El sol del Caribe me abrasaba la piel mientras el bote se acercaba a la Isla de la Pasión. Olía a sal marina mezclada con el dulzor de las flores tropicales que cubrían las colinas verdes. Yo, Ana, había llegado huyendo del ajetreo de la Ciudad de México, buscando un respiro en este paraíso mexicano olvidado por los turistas masivos. Qué chido, pensé, sintiendo el viento cálido acariciar mis piernas desnudas bajo el vestido ligero de algodón.

El muelle era un caos alegre de locales gritando ofertas de tours y cocteles. Bajé con mi mochila al hombro, el corazón latiéndome fuerte por la emoción. Caminé por la playa de arena blanca que crujía bajo mis sandalias, el sonido de las olas rompiendo como un susurro constante. En una choza abandonada medio oculta por palmeras, vi un destello rojo. Entré curiosa, el aire húmedo oliendo a madera vieja y algo almizclado, como sudor seco.

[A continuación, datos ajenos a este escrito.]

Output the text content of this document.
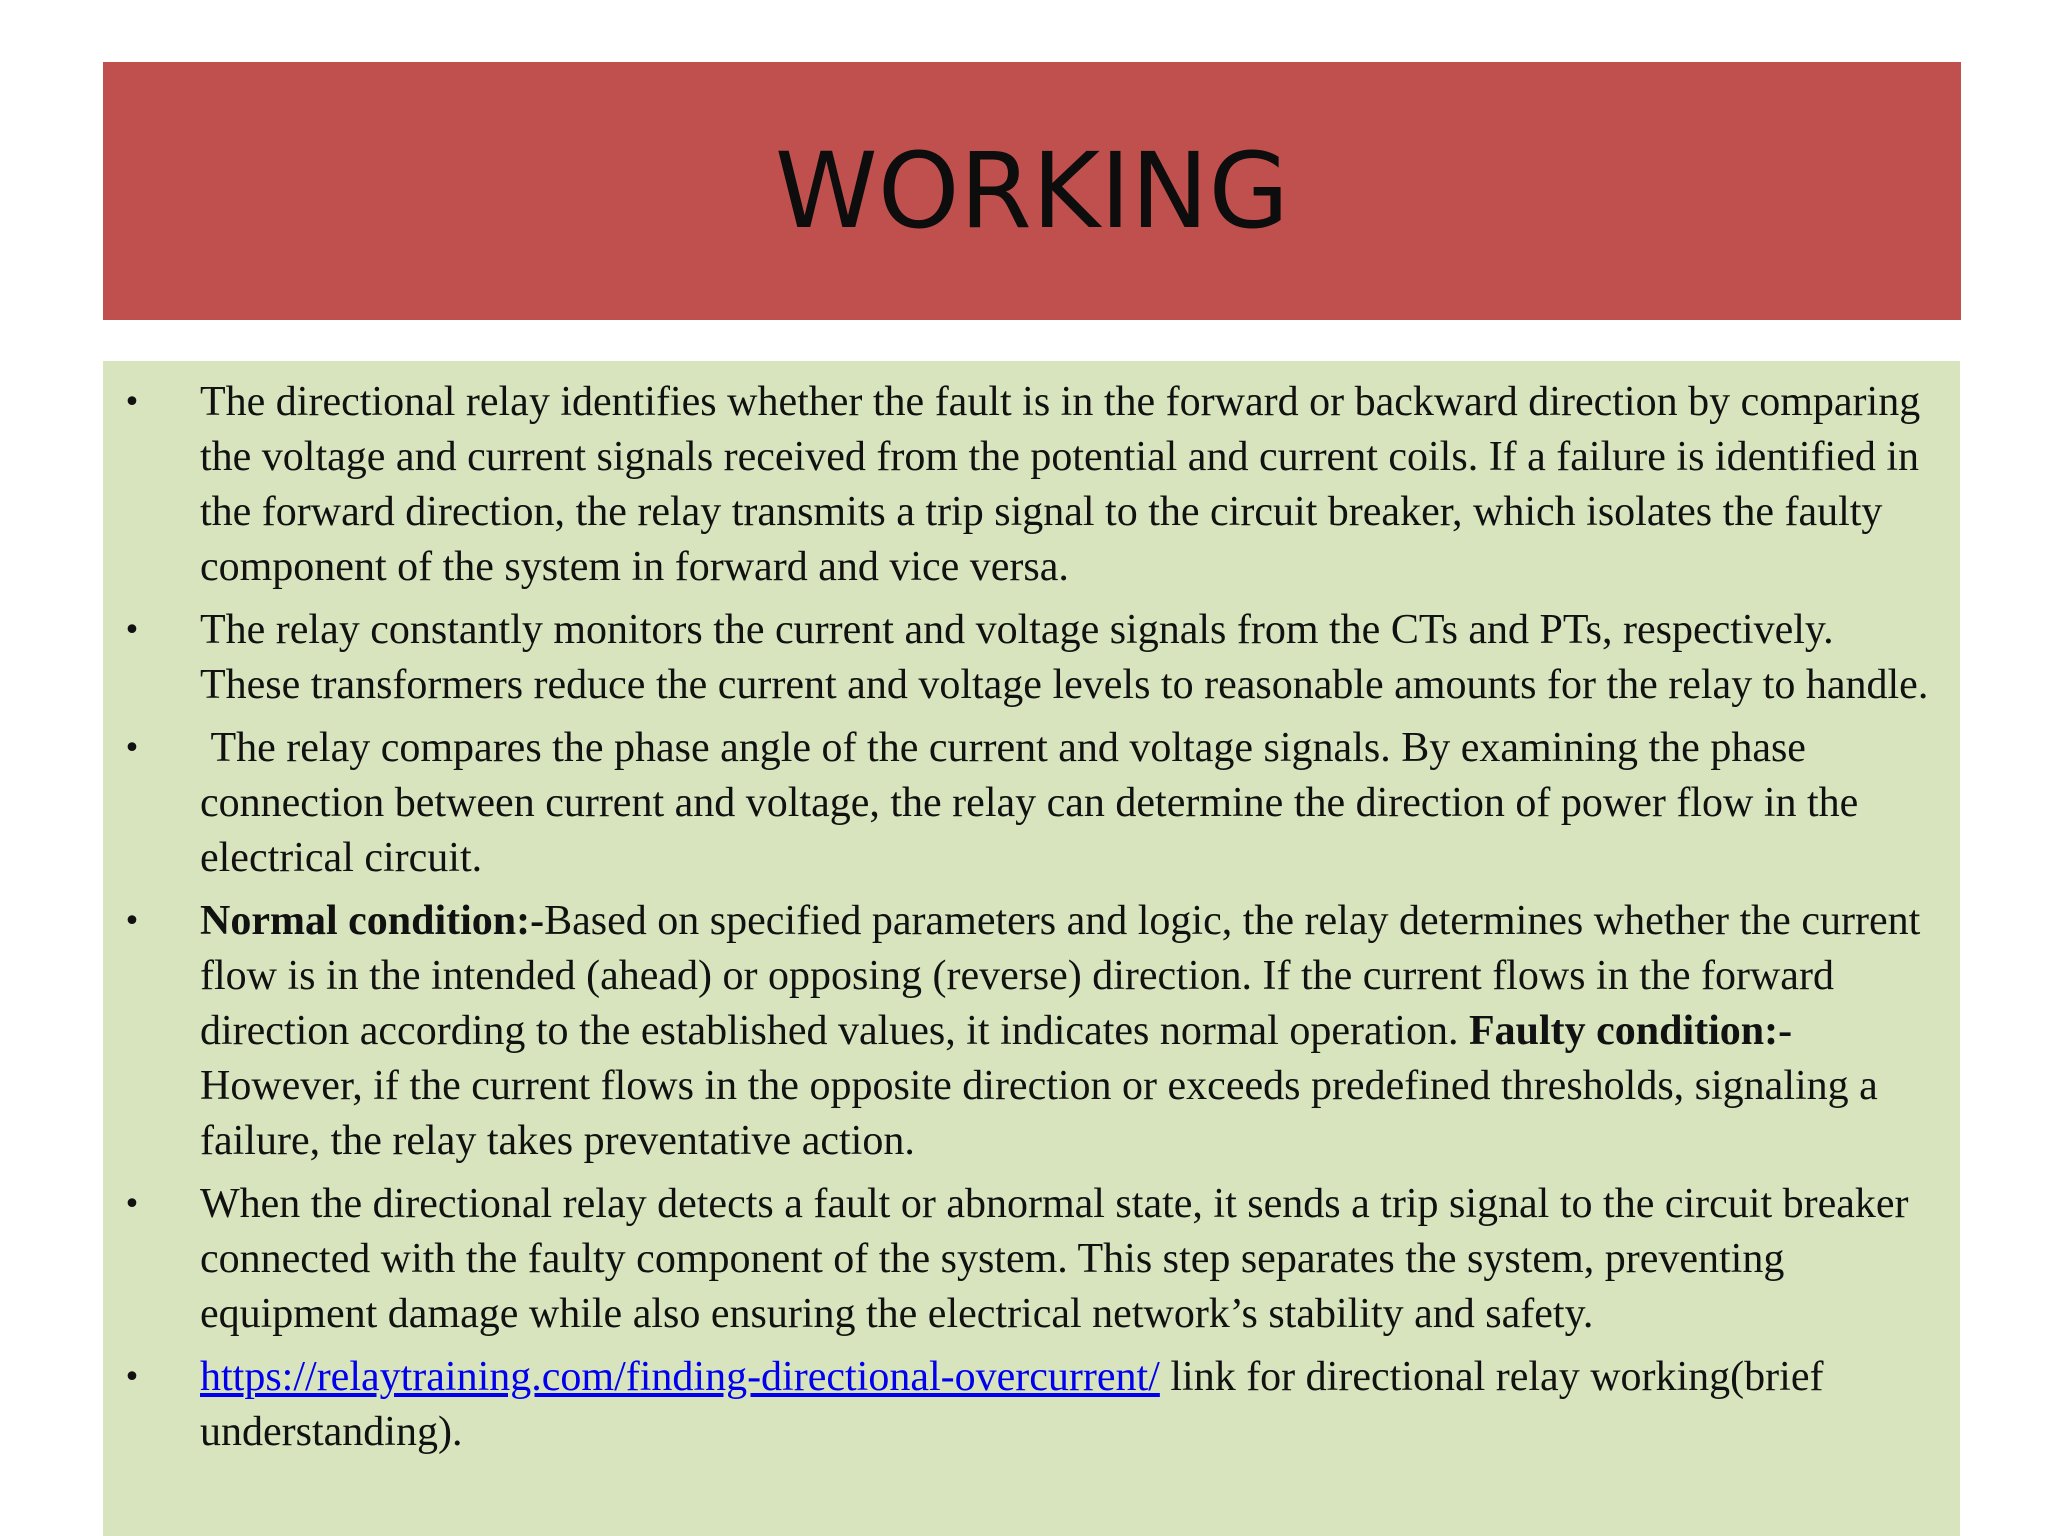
WORKING
• The directional relay identifies whether the fault is in the forward or backward direction by comparing the voltage and current signals received from the potential and current coils. If a failure is identified in the forward direction, the relay transmits a trip signal to the circuit breaker, which isolates the faulty component of the system in forward and vice versa.
• The relay constantly monitors the current and voltage signals from the CTs and PTs, respectively. These transformers reduce the current and voltage levels to reasonable amounts for the relay to handle.
• The relay compares the phase angle of the current and voltage signals. By examining the phase connection between current and voltage, the relay can determine the direction of power flow in the electrical circuit.
• Normal condition:-Based on specified parameters and logic, the relay determines whether the current flow is in the intended (ahead) or opposing (reverse) direction. If the current flows in the forward direction according to the established values, it indicates normal operation. Faulty condition:-However, if the current flows in the opposite direction or exceeds predefined thresholds, signaling a failure, the relay takes preventative action.
• When the directional relay detects a fault or abnormal state, it sends a trip signal to the circuit breaker connected with the faulty component of the system. This step separates the system, preventing equipment damage while also ensuring the electrical network’s stability and safety.
• https://relaytraining.com/finding-directional-overcurrent/ link for directional relay working(brief understanding).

Allí estaba: un libro viejo, encuadernado en cuero desgastado. Lo abrí con cuidado, las páginas amarillentas susurrando bajo mis dedos. El título, grabado en letras doradas desvaídas: Isla de la Pasión Libro.

En esta isla, los deseos no se contienen, se liberan como el mar en tormenta
, decía la primera línea. Mi pulso se aceleró. Era una colección de relatos eróticos, escritos con una pasión que me erizó la piel. Historias de amantes que se encontraban bajo la luna, cuerpos entrelazados en arenas calientes. Neta, esto está cañón, murmuré, sintiendo un calor subir por mi vientre.

Guardé el libro en mi mochila y seguí caminando hasta mi cabaña frente al mar. Esa noche, con una cerveza fría en la mano, me tumbé en la hamaca. El aire olía a coco y jazmín. Abrí el libro otra vez. Las palabras me envolvían: descripciones de besos salados, lenguas explorando curvas húmedas, gemidos ahogados por el viento. Mis dedos rozaron mi piel accidentalmente, y un escalofrío me recorrió. ¿Por qué no? pensé. Estaba sola, adulta, libre. Pero necesitaba más.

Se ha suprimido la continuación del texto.